= Steven Kent (television producer) =

Steven Kent is an American television producer, writer, director, and media executive.

==Career==
In June 2007, Kent was named Senior Executive Vice President of Programming at Sony Pictures Television, overseeing the studio's daytime dramas The Young and the Restless on CBS Daytime and Days of Our Lives on NBC Daytime. In his new role, Kent is responsible for creating program extensions and developing new serialized programs for all dayparts. Kent reports to SPT president Steve Mosko. He continued in this role until the spring of 2024 when the position was discontinued.

Kent most recently was Senior Executive Vice President of International Productions at Sony Pictures Television International, where he oversaw the worldwide development and production of original local-language productions as well as scripted and unscripted formats.

"Steve has done a phenomenal job working with our producers to make our daytime dramas financially efficient and technically state of the art," Mosko said. "With his incredible experience with serialized programming here and around the world, he's an expert in the field in every way."

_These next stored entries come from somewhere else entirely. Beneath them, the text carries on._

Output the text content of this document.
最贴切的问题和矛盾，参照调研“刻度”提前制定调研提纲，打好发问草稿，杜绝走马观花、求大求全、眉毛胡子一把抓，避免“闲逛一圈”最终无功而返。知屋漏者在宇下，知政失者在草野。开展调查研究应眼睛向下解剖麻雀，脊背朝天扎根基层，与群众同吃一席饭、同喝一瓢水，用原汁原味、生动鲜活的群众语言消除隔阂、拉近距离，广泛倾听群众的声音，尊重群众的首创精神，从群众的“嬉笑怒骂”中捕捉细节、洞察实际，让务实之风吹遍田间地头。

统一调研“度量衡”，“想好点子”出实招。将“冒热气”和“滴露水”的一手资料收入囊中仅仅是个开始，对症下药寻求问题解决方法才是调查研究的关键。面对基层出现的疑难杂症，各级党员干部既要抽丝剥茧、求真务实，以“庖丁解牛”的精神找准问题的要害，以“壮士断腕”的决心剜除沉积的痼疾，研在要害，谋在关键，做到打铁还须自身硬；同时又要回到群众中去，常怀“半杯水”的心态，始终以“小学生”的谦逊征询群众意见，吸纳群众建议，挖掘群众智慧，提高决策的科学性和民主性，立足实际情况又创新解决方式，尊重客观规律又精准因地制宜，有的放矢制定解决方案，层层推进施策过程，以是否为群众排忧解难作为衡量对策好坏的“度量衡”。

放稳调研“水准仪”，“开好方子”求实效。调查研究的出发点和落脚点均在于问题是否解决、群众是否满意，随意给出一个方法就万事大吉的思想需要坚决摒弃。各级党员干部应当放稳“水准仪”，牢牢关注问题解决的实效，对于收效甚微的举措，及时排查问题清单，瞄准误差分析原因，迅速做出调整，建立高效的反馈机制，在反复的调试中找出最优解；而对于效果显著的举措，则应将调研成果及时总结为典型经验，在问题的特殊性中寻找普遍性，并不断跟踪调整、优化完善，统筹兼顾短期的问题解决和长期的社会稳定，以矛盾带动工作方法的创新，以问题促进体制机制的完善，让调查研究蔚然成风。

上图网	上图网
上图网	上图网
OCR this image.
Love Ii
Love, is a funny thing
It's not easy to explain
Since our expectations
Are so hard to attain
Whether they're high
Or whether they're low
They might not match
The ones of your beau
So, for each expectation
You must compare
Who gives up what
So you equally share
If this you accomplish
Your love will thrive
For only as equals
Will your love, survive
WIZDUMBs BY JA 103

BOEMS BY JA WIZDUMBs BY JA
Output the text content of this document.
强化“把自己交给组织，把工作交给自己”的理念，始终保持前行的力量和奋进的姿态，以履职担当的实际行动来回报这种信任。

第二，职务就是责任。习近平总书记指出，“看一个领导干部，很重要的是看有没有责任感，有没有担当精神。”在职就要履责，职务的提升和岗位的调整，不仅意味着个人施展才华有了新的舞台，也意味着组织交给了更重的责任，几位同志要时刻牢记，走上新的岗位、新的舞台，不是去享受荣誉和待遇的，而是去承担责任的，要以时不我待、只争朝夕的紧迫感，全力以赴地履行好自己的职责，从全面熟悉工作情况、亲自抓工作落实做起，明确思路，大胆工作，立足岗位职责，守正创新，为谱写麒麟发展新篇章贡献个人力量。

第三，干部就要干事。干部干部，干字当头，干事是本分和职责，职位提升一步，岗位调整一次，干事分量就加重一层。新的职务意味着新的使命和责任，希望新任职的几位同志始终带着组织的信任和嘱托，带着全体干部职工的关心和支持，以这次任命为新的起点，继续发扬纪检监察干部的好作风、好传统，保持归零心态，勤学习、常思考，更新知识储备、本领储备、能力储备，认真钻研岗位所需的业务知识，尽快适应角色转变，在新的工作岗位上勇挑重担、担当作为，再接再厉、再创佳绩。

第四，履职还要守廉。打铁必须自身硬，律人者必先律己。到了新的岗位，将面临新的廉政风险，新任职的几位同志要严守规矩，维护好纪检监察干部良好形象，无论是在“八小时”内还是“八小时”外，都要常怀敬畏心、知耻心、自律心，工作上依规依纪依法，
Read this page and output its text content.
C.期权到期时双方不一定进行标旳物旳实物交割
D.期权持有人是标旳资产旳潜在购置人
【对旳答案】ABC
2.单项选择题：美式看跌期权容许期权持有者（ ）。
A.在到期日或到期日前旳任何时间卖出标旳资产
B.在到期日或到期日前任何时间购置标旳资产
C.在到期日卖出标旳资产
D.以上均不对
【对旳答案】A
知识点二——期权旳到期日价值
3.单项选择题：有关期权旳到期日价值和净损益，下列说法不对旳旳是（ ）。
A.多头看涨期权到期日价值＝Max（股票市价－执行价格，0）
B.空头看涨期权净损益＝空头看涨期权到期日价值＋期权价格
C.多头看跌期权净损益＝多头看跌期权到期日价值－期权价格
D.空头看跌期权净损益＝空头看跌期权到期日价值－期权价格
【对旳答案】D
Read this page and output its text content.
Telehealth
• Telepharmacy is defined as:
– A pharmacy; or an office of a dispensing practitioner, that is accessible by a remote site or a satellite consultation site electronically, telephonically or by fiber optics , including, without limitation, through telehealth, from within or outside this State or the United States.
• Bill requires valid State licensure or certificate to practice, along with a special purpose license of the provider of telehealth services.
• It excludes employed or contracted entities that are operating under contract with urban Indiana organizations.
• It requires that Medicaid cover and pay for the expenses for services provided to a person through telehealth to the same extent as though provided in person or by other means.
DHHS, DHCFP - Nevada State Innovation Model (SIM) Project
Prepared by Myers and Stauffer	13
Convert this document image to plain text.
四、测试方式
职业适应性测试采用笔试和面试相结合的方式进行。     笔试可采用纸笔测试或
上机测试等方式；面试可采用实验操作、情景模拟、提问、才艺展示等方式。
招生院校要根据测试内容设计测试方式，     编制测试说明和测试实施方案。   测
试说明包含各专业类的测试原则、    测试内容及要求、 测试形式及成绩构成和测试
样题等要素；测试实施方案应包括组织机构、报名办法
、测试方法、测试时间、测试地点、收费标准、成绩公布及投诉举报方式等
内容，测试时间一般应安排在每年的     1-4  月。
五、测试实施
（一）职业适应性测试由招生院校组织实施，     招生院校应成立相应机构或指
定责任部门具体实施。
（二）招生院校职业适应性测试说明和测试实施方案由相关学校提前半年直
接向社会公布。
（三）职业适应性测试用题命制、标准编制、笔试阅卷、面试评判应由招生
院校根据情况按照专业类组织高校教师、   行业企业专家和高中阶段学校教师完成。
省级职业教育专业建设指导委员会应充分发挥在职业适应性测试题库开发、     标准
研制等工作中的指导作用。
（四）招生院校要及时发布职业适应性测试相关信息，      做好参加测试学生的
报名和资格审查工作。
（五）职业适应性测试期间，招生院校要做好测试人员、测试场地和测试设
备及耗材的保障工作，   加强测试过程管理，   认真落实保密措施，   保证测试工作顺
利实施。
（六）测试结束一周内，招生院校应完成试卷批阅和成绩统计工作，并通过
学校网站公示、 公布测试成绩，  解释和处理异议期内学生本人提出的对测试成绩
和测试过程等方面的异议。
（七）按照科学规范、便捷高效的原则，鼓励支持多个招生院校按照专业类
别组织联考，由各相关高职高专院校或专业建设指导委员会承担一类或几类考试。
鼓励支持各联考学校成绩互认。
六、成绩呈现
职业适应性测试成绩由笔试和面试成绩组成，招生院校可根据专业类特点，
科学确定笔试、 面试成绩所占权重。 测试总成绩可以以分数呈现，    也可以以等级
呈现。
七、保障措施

Kent joined the company in 1996 as Vice President of Production for then Columbia TriStar Television, working on such series as Dawson's Creek and Early Edition. During this time, he also was instrumental in the formation of the company's domestic Spanish-language production division, overseeing the development and production of shows for Telemundo.

==Credits==
- The Young and the Restless (executive in charge) June 2024 - Present
- Black Tie Nights (starring Glen Meadows, Beverly Lynne, Tiffany Bolton, and Amy Lindsay)
- 919 Fifth Avenue
- Santa Barbara
- Capitol

==Awards and nominations==
Kent was nominated four times for a Daytime Emmy Award from 1987 to 1990, and won three times.